POLITIQUE

Canadiens soupçonnés d'espionnage en Chine: le fils du couple appelle Ottawa à réagir

06/08/2014 02:01 EDT | Actualisé 06/10/2014 05:12 EDT
Garratt Family Photo

Le fils d'un couple de Canadiens objet d'une enquête des autorités chinoises et soupçonné d'espionnage a appelé mercredi Ottawa à réagir pour éviter l'inculpation de ses parents.

Kevin Garratt et Julia Dawn Garratt "sont soupçonnés d'avoir collecté et volé des informations confidentielles concernant, entre autres, des objectifs militaires de la Chine et des programmes de recherche importants de la Défense nationale", a indiqué mercredi le ministère chinois des Affaires étrangères.

De telles activités "portent atteinte à la sécurité de la Chine", a-t-il ajouté, dans un communiqué télécopié à l'AFP.

Présent en Chine depuis 1984, le couple canadien tenait depuis sept ans un café à Dandong, localité de la province du Liaoning (nord-est) à la frontière entre la Chine et la Corée du Nord.

"J'espère sincèrement que le gouvernement canadien pourra mobiliser des ressources sur cette affaire et fera son possible pour résoudre au plus vite la situation", a déclaré à l'AFP Simeon Garratt, fils des deux Canadiens.

"Je pense que plus ça va durer, et plus (les conséquences) seront exponentiellement sérieuses pour mes parents", a-t-il ajouté, dans un entretien téléphonique depuis Vancouver.

Il a par ailleurs indiqué que son frère Peter, lequel étudie actuellement en Chine, avait été appelé par les autorités de Dandong: celles-ci l'ont informé que ses parents étaient détenus, dans un lieu non identifié.

L'ambassade du Canada à Pékin a indiqué à l'AFP qu'elle "suivait attentivement les développements" de la situation.

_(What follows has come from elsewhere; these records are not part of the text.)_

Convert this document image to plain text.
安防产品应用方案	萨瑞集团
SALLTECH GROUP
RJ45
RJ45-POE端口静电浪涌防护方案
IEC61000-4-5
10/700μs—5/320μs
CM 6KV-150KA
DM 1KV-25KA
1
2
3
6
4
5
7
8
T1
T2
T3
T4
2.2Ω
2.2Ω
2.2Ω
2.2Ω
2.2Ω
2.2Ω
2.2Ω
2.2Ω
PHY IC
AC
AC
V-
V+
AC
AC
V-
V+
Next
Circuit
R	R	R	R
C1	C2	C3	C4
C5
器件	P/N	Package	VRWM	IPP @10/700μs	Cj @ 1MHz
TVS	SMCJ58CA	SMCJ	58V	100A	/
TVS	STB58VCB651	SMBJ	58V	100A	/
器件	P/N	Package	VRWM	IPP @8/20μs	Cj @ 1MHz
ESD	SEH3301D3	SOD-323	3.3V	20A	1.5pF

Leur café, baptisé "Peter's Coffee House", domine le fleuve Yalou séparant Chine et Corée du Nord, ainsi que le Pont de l'Amitié établi entre les deux pays.

Le "T" dans son enseigne figure un crucifix sur un fond coloré évoquant un vitrail.

Militants chrétiens actifs, Kevin et Julia Garratt ont été engagés dans l'envoi à titre humanitaire de provisions à des populations nord-coréennes, a précisé leur fils Simeon.

Dans une allocution prononcée en novembre dernier devant une congrégation de l'ouest canadien, et dont l'AFP a pu écouter l'enregistrement, Kevin Garratt expliquait que lui et son épouse apportaient leur soutien à des chrétiens nord-coréens, ces derniers retournant ensuite dans leur pays pour "prêcher l'Évangile".

Ce fichier audio, consulté mardi sur le site internet de l'Église canadienne Terra Nova, n'y était plus accessible mercredi.

La région de Dandong est considérée par la Chine comme une zone militairement sensible; le pont qui s'y trouve est une voie de communication cruciale pour le régime de Pyongyang, dont Pékin reste le principal allié et soutien économique.

La définition des "secrets d'Etat" est extrêmement large en Chine. D'un autre côté, le prosélytisme religieux est très sévèrement puni par la Corée du nord.

Le cas des Garratt faisait mercredi l'objet d'un très long article en une de l'édition chinoise du Global Times, un quotidien au ton nationaliste étroitement lié au Parti communiste.

"Un couple +d'espions+ canadiens alimente les spéculations", titrait l'article, qui indiquait que les Garratt "étaient très fréquemment en contact avec des reporters occidentaux".

Dans un éditorial publié dans son édition en anglais, le Global Times estimait par ailleurs que cette affaire pourrait permettre de "rectifier l'impression" que la Chine est plus active que d'autres pays dans les activités d'espionnage et d'infiltration.

Pékin "dispose de suffisamment de preuves que des agences de renseignement étrangères sont engagées dans un nombre important d'opérations d'espionnage en Chine", a assuré le journal d'Etat.